Parameters for the Identity Provider where n is a positive natural number:

• ISSUER_n: url; location of the OpenID Connect well-known file; e.g., https://www.acme.org/.well-known/openid-configuration .
• CLIENT_ID_n: string; a public identifier for the application. Created during client registration on the server.
• CLIENT_SECRET_n: string; a secret key known only to the client and the authorization server. Created during client registration on the server.
• BUTTON_TEXT_n: string; text displayed inside the button; e.g., login via acme.org.
• AUTHENTICATION_PROTOCOL_n: string; openidconnect, openidfederation, saml2.
• BUTTON_FILLED_n (optional): boolean default true; filled button style.
• USERINFO_APPROVAL_n (optional): boolean default false; user approval for sharing Identity Provider information with the backend application.
• BUTTON_IMAGE_BASE64_n (optional): base64-encoded string; icon on the left side of the button.
• OIDC_USERINFO_ENDPOINT_n (optional) (OpenID Connect and OpenID Federation only): boolean default false; merges user information from the userinfo endpoint with the JWT access token.
• OIDC_SKIP_ISSUER_VERIFICATION_n (optional) (OpenID Connect only): boolean default false; typically used for cross-tenant authentication, allows skipping issuer verification that initiated authentication. During the callback phase, the Identity Provider will pass the issuer of each cross-tenant user.
• OIDC_REPLACE_IN_ENTITY_CONFIGURATION_n (optional) (OpenID Connect only): string with syntax toReplaceWord=newWord; used for replacing words in the entity configuration across tenants (e.g., Microsoft Entra, {tenantid}=5c756555-a890-459f-9f63-7738015a32e2).
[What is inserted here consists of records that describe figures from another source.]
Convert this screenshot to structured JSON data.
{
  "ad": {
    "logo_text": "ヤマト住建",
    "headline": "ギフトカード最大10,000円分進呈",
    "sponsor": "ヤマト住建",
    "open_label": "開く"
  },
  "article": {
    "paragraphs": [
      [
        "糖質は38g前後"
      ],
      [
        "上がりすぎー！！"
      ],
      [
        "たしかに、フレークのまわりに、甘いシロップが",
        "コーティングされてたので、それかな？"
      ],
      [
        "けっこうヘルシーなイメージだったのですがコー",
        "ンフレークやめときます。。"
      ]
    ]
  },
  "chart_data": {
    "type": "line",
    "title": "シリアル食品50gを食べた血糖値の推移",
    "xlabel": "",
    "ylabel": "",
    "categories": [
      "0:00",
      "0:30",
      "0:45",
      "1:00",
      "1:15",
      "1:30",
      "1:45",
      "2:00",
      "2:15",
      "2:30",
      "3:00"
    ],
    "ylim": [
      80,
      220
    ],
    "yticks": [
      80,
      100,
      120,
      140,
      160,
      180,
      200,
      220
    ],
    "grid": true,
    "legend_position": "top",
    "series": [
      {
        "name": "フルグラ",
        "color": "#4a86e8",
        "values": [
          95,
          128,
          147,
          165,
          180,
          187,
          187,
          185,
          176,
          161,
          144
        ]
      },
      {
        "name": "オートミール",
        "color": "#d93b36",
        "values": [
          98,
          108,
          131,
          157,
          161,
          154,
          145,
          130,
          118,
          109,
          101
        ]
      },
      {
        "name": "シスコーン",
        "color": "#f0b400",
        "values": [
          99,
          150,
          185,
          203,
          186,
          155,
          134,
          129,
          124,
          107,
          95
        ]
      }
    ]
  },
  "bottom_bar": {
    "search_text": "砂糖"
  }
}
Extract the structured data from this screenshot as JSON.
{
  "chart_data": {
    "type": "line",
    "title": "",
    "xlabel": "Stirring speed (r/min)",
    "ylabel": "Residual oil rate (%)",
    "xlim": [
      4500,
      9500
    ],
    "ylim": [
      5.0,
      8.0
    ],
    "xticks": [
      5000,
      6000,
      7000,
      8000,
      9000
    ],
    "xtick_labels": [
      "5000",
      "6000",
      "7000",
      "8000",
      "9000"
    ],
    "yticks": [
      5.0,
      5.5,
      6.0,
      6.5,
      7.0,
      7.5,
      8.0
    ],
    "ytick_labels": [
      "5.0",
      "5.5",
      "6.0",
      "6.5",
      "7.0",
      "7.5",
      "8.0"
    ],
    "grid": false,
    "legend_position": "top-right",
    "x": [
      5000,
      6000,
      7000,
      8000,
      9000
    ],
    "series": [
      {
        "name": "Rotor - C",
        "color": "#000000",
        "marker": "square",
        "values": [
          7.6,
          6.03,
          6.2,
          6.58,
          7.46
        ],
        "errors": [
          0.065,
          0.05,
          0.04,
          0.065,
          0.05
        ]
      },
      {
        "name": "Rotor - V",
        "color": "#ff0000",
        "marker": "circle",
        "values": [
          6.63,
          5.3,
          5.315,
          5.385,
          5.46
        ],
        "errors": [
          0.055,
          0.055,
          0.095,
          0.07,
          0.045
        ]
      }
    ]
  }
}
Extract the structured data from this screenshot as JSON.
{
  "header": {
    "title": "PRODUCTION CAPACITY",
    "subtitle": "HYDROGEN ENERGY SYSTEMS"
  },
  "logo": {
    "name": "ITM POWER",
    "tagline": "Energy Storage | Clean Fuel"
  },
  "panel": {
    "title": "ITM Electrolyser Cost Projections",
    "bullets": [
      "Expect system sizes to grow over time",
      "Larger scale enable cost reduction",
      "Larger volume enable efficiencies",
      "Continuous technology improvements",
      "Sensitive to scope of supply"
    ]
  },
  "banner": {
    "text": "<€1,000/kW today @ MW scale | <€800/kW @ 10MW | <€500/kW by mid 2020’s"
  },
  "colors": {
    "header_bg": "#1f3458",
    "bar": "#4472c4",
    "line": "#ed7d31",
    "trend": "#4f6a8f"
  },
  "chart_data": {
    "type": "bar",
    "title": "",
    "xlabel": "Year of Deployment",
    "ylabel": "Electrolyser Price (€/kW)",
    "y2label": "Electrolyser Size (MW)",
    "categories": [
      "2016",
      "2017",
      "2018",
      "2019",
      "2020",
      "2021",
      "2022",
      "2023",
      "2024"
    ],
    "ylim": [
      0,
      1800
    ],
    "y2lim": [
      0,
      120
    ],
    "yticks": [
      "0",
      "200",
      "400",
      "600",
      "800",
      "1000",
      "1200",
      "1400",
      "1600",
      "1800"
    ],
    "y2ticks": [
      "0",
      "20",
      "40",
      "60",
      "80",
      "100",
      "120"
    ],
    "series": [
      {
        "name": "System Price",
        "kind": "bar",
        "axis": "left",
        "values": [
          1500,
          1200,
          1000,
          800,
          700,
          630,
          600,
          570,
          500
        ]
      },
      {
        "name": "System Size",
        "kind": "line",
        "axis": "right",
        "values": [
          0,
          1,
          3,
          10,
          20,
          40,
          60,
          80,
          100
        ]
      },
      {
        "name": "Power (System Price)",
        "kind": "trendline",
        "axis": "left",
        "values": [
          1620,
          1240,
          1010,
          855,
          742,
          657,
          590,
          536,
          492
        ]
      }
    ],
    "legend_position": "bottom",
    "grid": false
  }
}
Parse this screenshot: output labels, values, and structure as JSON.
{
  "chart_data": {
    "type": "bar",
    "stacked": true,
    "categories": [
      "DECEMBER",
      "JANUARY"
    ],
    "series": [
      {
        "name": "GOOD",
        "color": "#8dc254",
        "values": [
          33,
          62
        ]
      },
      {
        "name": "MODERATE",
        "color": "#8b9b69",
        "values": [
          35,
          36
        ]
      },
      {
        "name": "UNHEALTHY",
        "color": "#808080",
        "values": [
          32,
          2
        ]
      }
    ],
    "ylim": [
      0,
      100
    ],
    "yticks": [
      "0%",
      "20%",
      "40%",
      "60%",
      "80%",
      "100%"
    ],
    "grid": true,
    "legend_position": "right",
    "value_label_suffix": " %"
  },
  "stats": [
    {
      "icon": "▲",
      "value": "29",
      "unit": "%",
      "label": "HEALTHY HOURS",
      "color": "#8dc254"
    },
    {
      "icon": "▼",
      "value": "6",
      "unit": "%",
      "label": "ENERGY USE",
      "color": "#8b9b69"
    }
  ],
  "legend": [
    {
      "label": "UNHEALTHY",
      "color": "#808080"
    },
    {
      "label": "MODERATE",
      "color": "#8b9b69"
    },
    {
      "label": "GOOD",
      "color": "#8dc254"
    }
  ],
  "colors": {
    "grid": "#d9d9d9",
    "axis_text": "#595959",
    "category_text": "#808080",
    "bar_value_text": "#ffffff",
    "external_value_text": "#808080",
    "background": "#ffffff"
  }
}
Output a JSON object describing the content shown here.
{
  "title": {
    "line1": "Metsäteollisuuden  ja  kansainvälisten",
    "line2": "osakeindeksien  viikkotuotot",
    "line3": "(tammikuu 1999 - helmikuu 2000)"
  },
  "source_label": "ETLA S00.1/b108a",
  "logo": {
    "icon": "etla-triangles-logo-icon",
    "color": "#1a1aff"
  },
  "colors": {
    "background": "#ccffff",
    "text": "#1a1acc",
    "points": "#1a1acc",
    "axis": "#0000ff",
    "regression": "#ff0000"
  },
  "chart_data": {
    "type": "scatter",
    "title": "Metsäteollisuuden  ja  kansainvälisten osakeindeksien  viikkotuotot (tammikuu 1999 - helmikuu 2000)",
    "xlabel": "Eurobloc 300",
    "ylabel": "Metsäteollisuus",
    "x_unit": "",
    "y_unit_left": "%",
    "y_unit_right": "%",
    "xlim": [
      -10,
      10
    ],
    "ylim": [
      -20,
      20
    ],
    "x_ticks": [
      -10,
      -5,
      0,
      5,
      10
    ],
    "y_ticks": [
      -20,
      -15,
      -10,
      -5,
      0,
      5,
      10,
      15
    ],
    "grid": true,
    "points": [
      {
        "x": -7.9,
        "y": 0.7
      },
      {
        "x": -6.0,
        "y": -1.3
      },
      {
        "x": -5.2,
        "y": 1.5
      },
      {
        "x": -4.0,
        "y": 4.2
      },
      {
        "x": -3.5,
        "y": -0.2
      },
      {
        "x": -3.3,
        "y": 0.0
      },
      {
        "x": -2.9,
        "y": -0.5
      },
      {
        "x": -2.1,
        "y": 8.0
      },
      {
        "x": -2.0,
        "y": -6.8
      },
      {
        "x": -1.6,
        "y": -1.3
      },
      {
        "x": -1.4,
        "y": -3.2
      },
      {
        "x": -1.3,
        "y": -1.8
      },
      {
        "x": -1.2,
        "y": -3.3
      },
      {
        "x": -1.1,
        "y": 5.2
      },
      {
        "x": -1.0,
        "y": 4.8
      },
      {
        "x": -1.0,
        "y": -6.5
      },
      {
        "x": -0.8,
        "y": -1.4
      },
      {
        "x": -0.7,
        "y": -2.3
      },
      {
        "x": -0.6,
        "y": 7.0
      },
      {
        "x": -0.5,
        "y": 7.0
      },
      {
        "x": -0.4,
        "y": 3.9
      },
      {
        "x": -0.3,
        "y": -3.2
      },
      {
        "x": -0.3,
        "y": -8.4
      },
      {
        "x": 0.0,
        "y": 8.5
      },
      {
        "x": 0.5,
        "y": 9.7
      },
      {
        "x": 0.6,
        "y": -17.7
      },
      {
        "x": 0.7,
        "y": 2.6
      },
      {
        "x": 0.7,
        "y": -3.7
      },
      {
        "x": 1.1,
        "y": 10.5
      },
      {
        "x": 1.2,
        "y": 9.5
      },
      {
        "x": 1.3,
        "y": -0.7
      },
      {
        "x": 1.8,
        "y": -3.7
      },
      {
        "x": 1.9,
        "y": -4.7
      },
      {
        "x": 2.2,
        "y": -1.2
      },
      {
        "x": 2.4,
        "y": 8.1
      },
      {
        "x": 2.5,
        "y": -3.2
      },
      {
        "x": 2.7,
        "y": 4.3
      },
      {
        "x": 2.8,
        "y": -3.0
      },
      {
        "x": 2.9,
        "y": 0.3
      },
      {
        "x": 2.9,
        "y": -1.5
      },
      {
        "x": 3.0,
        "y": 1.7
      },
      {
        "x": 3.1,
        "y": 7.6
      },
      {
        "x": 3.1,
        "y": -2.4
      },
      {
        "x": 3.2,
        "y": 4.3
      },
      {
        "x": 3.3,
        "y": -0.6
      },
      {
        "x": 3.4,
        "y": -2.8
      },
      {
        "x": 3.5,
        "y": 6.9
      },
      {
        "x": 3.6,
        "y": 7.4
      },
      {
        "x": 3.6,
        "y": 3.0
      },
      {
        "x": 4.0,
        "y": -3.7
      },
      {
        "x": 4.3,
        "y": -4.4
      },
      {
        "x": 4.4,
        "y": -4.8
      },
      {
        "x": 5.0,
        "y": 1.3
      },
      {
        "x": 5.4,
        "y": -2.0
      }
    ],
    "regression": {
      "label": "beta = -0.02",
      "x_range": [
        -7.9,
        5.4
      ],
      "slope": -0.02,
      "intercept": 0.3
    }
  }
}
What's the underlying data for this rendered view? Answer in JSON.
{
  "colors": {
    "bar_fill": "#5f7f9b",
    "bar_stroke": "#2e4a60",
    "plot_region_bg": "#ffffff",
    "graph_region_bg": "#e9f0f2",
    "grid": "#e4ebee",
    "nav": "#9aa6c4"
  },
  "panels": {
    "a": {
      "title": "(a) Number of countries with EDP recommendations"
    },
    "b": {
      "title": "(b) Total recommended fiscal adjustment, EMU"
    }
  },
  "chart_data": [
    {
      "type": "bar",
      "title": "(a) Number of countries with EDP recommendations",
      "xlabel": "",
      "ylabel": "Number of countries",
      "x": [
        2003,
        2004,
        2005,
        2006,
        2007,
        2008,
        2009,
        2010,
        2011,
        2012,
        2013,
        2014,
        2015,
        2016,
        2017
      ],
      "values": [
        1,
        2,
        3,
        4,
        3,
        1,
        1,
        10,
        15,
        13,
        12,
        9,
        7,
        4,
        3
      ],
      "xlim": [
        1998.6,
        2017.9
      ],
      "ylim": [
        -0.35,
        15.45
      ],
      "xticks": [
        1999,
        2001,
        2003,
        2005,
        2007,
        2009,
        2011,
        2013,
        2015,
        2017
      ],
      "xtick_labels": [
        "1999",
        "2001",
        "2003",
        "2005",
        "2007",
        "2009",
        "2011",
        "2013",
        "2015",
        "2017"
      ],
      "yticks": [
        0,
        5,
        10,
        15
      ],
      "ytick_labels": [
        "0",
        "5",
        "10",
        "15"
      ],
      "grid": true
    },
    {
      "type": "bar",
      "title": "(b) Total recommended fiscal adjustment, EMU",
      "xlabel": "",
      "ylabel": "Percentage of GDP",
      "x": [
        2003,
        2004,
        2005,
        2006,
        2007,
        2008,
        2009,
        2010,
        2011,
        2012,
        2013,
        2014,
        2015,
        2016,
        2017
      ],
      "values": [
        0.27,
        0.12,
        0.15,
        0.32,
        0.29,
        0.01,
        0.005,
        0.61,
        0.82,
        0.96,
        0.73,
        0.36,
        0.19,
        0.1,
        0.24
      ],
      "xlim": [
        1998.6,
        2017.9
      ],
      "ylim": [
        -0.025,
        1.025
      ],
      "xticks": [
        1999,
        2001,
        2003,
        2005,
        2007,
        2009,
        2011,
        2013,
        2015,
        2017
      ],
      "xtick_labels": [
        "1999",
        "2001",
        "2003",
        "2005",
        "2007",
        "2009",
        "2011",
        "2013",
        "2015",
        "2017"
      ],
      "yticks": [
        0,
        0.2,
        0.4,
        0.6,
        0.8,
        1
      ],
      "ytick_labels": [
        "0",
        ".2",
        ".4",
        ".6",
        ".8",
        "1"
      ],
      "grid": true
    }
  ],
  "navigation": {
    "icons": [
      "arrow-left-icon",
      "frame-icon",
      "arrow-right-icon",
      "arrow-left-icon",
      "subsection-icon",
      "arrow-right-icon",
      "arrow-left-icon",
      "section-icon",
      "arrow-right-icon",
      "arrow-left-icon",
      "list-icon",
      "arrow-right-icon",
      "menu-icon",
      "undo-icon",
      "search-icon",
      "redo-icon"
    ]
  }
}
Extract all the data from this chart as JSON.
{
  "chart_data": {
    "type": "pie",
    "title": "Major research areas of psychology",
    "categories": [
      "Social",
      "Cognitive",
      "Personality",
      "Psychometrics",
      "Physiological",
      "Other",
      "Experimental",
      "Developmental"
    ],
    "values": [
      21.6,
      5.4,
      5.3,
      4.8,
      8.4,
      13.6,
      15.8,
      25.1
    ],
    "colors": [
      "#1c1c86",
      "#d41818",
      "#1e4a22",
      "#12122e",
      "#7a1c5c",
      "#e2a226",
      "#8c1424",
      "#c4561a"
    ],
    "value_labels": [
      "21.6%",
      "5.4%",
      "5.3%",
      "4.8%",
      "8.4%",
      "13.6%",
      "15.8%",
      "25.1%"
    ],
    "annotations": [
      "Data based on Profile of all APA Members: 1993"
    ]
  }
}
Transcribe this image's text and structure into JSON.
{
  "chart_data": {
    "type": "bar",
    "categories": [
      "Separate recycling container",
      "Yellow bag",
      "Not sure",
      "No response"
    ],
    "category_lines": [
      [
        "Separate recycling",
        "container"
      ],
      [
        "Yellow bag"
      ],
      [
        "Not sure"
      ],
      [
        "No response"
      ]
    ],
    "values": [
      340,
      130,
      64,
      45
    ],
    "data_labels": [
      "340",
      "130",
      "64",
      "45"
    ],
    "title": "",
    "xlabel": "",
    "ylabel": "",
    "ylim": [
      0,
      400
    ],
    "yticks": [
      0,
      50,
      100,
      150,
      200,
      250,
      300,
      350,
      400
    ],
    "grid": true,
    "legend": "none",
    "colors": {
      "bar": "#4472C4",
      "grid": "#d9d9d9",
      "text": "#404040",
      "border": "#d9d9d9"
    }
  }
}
• OIDC_SCOPES_CSV_n (optional) (OpenID Connect and OpenID Federation only): csv; filter for scopes in the Identity Provider metadata.
• CLAIMS_CSV_n (optional): csv; filter for claims in the Identity Provider metadata.
• UNIFIED_CLAIMS_n (optional): csv; transforms jwt response keys. Must be composed as follows: key1=key2 where key1 is the key you want to change and key2 is the key you want to get (transforms key1 to key2). Eg: key1=key2,key3=key4.
• SAML_SIGNED_ASSERTION_n (optional) (SAML2 only): boolean default false; signs interactions between the Identity Provider and the Service Provider (Relying Party).
• SAML_BINDING_n (optional) (SAML2 only): SAML2 binding default HTTP-Redirect; HTTP-Redirect, HTTP-POST.